He was educated at Marischal College in Aberdeen, and possibly also at Leiden University in the Netherlands. In 1724 he married Mary Sleigh (1704–1760), daughter of Major Samuel Sleigh of the 16th Foot. They had two children: a daughter Emilia (born 1730) who married John Macleod, and a son, Alexander (1741–1759).
Career
Brodie's older brother James had inherited their father's estates, and was elected in 1720 as the Member of Parliament (MP) for Elginshire. However, James died later that year aged 25, and Alexander succeeded to his estates as laird of Brodie. At the resulting by-election on 29 December 1720, Alexander was elected unopposed in James's place, in the interest of Sir James Grant.

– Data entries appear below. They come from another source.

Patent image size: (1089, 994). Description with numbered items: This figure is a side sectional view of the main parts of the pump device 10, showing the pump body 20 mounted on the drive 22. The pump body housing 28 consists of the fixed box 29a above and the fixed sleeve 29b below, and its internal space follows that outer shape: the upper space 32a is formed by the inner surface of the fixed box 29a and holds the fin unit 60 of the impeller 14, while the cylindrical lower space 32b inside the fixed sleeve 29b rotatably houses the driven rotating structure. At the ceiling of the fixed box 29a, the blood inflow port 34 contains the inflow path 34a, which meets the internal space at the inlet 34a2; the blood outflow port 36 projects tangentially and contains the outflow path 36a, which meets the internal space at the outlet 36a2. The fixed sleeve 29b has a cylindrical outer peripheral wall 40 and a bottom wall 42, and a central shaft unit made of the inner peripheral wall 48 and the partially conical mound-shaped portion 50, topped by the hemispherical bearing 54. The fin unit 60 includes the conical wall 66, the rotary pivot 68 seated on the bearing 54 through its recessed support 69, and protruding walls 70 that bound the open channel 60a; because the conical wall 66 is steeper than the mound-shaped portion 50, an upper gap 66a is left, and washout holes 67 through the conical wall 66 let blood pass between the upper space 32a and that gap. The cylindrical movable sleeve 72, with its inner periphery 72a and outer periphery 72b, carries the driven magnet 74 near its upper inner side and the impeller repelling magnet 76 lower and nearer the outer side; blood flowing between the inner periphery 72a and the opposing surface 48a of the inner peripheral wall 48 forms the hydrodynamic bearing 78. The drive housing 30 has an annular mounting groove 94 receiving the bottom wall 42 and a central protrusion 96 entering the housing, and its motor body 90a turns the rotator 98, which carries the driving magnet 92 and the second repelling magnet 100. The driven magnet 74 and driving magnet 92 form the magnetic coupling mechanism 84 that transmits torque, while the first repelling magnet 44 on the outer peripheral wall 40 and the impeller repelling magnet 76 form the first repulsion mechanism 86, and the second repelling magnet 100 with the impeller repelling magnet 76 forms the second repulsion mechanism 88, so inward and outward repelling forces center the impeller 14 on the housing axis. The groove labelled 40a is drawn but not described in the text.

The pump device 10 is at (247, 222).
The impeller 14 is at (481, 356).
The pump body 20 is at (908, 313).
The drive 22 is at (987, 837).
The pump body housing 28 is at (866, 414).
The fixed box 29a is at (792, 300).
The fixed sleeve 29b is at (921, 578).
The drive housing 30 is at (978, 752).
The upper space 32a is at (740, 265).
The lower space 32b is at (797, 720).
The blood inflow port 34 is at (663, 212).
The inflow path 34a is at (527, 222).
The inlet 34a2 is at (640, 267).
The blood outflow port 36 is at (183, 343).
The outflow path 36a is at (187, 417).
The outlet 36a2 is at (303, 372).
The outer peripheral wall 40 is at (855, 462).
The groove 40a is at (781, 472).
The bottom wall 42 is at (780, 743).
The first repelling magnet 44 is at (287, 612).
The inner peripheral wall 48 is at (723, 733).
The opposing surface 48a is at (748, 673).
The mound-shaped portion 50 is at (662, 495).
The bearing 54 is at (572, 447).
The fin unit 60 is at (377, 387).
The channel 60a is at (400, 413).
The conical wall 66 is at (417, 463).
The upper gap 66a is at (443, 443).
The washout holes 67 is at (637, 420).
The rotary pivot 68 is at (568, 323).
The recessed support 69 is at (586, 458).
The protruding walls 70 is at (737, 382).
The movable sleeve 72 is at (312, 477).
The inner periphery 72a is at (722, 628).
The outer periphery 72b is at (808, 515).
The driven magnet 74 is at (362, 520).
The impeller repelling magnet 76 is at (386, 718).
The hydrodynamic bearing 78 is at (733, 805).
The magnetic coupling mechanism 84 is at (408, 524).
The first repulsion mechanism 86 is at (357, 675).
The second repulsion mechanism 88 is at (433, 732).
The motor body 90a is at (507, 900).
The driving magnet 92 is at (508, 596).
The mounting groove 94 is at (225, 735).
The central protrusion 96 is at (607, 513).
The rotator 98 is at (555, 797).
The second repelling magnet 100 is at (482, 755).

The Grants of that Ilk had become the dominant interest in the county since the 7th Earl of Moray, the hereditary sheriff of Elginshire, had been implicated in the 1715 Jacobite rising. After the death of Alexander Grant in 1719, Sir James supported first James Brodie and then Alexander Brodie in the Elginshire seat. This arrangement continued until 1735, when Sir James passed his estates on to his son Ludovick Grant, who took the seat at the 1741 election.
Brodie was instead returned for Caithness by the county's hereditary sheriff George Sinclair of Ulbster, who was Brodie's nephew. As an alternating constituency, Caithness was not represented in the 1747–54 Parliament, and at the 1747 general election arrangements were made for Brodie to be returned for the Inverness Burghs, as part of a plan by Henry Pelham to avoid electoral contests between Scottish supporters of the government.
Lord Lyon
Brodie's loyalty to the government was rewarded in July 1727, when he was appointed as Lord Lyon King of Arms, with a salary of £300 per year (equivalent to £45,000 in 2019).
His predecessor Sir Alexander Erskine of Cambo had been a Jacobite, and the Lyon's office was known to include other Jacobites, so the office was viewed with suspicion. The appointment of the staunchly Hanoverian Brodie was intended to remove those Jacobite connections, and to make the office less Scottish. Brodie was the first ever Lyon not be crowned, and the first since the early 16th century not be knighted when appointed.
Brodie fulfilled the office with diligence. He was reputed to have enforced the laws of arms without fear or favour, and removed bogus arms even from senior peers.
Brodie attached himself to Lord Ilay, Walpole's manager of elections in Scotland, and was accused of "airs of being my Lord Ilay’s minister in the north". In 1733 he fell out with Lord Lovat, and at the 1734 election this spread to a series of intrigues which escalated into a serious disturbance at a by-election in 1735 in Nairnshire, where he put up a candidate unsuccessfully at a by-election in which both sides used force.
After the 1745 Jacobite rising, Brodie became an informer. He told the Duke of Newcastle that the Earl of Sutherland had sheltered a rebel, and is reported to have helped gather evidence against Lord Lovat. In 1746, he supported the Highland Dress Bill, insisting that it should apply even to those clans who had taken the government's side during the rising.
However, he was magnanimous to staff in the Lyon office who had supported the Jacobites. He intervened to protect them from punishment, ensured that their salaries were reinstated, and won a pardon from a death sentence one of his clerks.
Death
Brodie died in London on 9 March 1754, of heart failure. His body was brought back to Moray and buried at Dyke, close to Brodie Castle.
Family
His daughter, Emilia Brodie, married Major General Norman MacLeod of MacLeod (1754-1801).